Holmes establece con Moriarty una relación de violenta cercanía inédita en las aventuras precedentes. El carisma del villano depende de la fascinación que ejerce sobre Holmes, quien admira a Moriarty por lo mismo que le repele: la calidad de su mente abstracta. El profesor es un matemático extraordinario (si no recuerdo mal ha firmado trabajos decisivos sobre el movimiento de los cuerpos celestes), un empirista cuya mirada se ha desviado hacia el aterrador silencio de los espacios celestes.

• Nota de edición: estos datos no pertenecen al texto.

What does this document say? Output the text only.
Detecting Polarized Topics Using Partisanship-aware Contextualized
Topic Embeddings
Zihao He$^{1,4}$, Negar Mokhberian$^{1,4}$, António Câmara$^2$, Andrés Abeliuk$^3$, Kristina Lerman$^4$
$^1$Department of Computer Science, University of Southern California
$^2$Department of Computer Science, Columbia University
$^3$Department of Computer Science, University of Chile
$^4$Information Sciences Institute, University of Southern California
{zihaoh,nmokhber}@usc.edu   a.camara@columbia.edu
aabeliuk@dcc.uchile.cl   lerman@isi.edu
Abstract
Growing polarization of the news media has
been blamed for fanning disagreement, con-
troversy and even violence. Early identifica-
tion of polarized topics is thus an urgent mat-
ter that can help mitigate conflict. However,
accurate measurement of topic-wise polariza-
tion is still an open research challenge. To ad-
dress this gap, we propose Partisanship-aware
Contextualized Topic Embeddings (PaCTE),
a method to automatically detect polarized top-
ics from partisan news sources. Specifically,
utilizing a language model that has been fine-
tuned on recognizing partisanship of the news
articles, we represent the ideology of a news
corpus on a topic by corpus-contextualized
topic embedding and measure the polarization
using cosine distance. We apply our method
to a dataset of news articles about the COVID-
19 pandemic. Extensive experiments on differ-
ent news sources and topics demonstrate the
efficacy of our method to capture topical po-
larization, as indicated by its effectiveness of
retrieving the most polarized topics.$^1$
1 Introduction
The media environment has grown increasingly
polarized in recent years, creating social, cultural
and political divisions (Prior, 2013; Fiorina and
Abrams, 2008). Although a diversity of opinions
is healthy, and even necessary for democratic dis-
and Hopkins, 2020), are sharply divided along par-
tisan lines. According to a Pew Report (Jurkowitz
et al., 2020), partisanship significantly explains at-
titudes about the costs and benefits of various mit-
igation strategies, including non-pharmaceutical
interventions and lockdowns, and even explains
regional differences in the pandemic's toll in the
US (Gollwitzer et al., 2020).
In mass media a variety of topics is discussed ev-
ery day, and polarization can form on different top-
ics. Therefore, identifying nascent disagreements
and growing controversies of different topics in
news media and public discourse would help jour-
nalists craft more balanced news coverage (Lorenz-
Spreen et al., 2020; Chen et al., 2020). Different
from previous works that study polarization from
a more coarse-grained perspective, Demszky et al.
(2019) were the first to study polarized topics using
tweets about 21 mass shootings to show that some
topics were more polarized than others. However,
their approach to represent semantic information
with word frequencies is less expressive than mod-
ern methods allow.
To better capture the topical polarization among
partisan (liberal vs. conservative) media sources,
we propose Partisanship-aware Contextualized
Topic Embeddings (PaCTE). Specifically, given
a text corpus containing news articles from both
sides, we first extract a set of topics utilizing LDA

Si Moriarty nos impresiona es por su dependencia de Holmes, ambos son estudiosos de lo escarlata y comparten las mismas habilidades intelectuales, aunque el profesor las haya encauzado hacia el crimen. Hoy diríamos que Moriarty es el reverso oscuro de Sherlock, pero la pertinencia histórica invita a hablar de doble. El misterioso caso del doctor Jekyll y el señor Hyde, escrito siete años antes, planea sobre El problema final.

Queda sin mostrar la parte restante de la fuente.